Proving $\mathbb{N}^k$ is countable

When you want to prove something about cardinalities you actually say "I don't really care who is in the set, I just care about its size".

This means that you don't really care that $(1,2,3)\notin\mathbb N^2\times\mathbb N$, because once you proved that $\mathbb N^2\times\mathbb N$ is countable you have a natural bijection: $$\left(\left(x,y\right),z\right)\mapsto\left(x,y,z\right)$$ This function is clearly bijective, and while you cannot write "clearly" in a homework assignment - it is not hard to prove that for yourself as well. Every $(n+1)$-tuple is just an $n$-tuple with an additional element.

Alternatively, you can use the fact that $\mathbb N\times\mathbb N$ is countable as well and just "skip" the above part, by doing it implicitly as follows:

So now the induction step would be to take $f_n\colon\mathbb N^n\to\mathbb N$ which is a bijection, define $g\colon\mathbb N^{n+1}\to\mathbb N\times\mathbb N$ as follows:

$$g((a_1,\ldots,a_{n+1})) = (f_n(a_1,\ldots,a_n),a_{n+1})$$

This function is injective since two different tuples will either have a different coordinate $k\le n$ in which case the $f_n$ part would be different by injectivity of $f_n$; or different coordinate at the $n+1$ place, in which case the right coordinate of the image will be different.

It is also surjective due to a similar argument.
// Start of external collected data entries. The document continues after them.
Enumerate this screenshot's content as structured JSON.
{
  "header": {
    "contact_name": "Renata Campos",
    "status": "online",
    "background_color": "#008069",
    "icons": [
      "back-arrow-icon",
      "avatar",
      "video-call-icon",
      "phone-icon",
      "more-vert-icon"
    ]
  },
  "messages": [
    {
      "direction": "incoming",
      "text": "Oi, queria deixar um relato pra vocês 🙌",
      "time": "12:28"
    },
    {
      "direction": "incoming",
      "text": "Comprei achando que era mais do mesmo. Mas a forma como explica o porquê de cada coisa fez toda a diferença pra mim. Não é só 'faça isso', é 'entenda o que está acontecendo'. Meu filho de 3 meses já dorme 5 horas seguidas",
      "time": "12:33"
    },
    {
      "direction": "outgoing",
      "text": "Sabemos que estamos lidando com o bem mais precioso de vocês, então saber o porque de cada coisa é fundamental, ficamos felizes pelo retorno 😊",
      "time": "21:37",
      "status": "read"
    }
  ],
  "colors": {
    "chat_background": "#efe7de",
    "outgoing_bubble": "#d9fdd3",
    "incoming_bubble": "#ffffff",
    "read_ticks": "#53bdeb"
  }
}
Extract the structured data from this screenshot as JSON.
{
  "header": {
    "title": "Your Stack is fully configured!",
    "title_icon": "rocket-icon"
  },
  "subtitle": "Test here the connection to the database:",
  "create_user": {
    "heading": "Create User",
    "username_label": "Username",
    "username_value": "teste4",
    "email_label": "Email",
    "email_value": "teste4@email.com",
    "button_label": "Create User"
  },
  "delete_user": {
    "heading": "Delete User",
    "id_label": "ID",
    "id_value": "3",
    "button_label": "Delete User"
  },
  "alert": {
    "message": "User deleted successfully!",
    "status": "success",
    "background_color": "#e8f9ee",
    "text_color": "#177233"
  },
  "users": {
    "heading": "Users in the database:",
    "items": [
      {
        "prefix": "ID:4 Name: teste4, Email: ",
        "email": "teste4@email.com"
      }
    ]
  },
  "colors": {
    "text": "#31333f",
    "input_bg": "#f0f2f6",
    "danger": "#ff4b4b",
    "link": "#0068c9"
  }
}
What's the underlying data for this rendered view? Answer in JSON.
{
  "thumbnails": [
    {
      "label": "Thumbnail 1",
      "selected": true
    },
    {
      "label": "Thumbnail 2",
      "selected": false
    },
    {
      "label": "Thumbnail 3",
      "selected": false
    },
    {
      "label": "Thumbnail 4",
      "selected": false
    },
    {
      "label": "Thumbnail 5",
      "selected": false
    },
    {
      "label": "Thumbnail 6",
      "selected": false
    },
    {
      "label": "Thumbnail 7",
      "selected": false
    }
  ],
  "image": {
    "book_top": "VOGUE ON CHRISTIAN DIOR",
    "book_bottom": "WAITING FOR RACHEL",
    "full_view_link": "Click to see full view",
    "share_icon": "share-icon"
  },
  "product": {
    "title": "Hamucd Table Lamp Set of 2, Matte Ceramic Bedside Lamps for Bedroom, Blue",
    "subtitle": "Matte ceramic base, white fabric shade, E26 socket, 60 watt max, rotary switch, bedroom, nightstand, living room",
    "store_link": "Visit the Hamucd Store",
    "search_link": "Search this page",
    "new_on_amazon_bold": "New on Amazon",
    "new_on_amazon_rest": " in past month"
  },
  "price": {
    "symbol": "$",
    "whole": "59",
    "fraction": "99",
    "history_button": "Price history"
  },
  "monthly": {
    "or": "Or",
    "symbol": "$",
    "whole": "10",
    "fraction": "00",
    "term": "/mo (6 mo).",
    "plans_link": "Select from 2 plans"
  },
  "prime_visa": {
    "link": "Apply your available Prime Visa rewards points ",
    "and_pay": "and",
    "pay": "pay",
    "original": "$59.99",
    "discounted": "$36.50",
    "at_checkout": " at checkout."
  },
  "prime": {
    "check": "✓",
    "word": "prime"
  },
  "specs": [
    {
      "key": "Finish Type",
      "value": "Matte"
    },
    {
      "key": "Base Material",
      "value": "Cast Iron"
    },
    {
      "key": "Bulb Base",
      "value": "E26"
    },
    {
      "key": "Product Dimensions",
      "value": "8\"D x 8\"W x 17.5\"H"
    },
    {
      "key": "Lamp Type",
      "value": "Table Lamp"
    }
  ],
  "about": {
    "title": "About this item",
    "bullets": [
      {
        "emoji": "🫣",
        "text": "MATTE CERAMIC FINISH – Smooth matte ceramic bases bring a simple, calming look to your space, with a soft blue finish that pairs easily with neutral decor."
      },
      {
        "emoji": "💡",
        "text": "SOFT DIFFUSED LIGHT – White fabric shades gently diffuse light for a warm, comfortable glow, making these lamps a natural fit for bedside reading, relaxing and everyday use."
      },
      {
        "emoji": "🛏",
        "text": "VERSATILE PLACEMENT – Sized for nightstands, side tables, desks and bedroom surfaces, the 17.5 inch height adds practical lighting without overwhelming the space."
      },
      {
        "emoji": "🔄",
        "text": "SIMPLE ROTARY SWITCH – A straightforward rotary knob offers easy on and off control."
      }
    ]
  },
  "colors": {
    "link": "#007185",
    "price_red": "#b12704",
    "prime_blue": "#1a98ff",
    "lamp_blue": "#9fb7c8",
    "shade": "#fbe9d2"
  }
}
And then $f_{n+1}$ is the composition of $g$ with a fixed bijection from $\mathbb N\times\mathbb N$ to $\mathbb N$.


Hint:

It is enough to prove that $A \times B$ is countable whenever $A$ and $B$ are countable. To do this, write

$$ A = \{a_0,a_1,a_2, \dots\} $$ and $$ B = \{b_0,b_1,b_2,\dots\}. $$ To find a bijection, consider the map

$$\begin{align} 0 \mapsto (a_0,b_0) \\ 1 \mapsto (a_1,b_0) \\ 2 \mapsto (a_0,b_1) \\ 3 \mapsto (a_2,b_0) \\ 4 \mapsto (a_1,b_1) \\ 5 \mapsto (a_0,b_2) \\ 6 \mapsto (a_0,b_3) \\ 7 \mapsto (a_1,b_2) \\ \vdots \qquad\quad \end{align}$$ and show this map is a bijection. This map is "natural" in the sense that if you draw out the set of ordered pairs of nonnegative integers, this map follows a logical path. It is called the Cantor pairing function and it can be described visually.

Now to see that the previous statement is enough to prove what you want, use induction.


Define $f:\mathbb{N}\to\mathbb{N}^k$ by just the inclusion into the first coordinate, this is clearly an injection. Define $g:\mathbb{N}^k\to\mathbb{N}:(a_1,\cdots,a_k)\mapsto p_1^{a_1}\cdots p_k^{a_k}$ where $p_i$ is the $i^{\text{th}}$ prime. This is an injection by the fundamental theorem of arithmetic. The rest follows by the Schroeder-Bernstein theorem.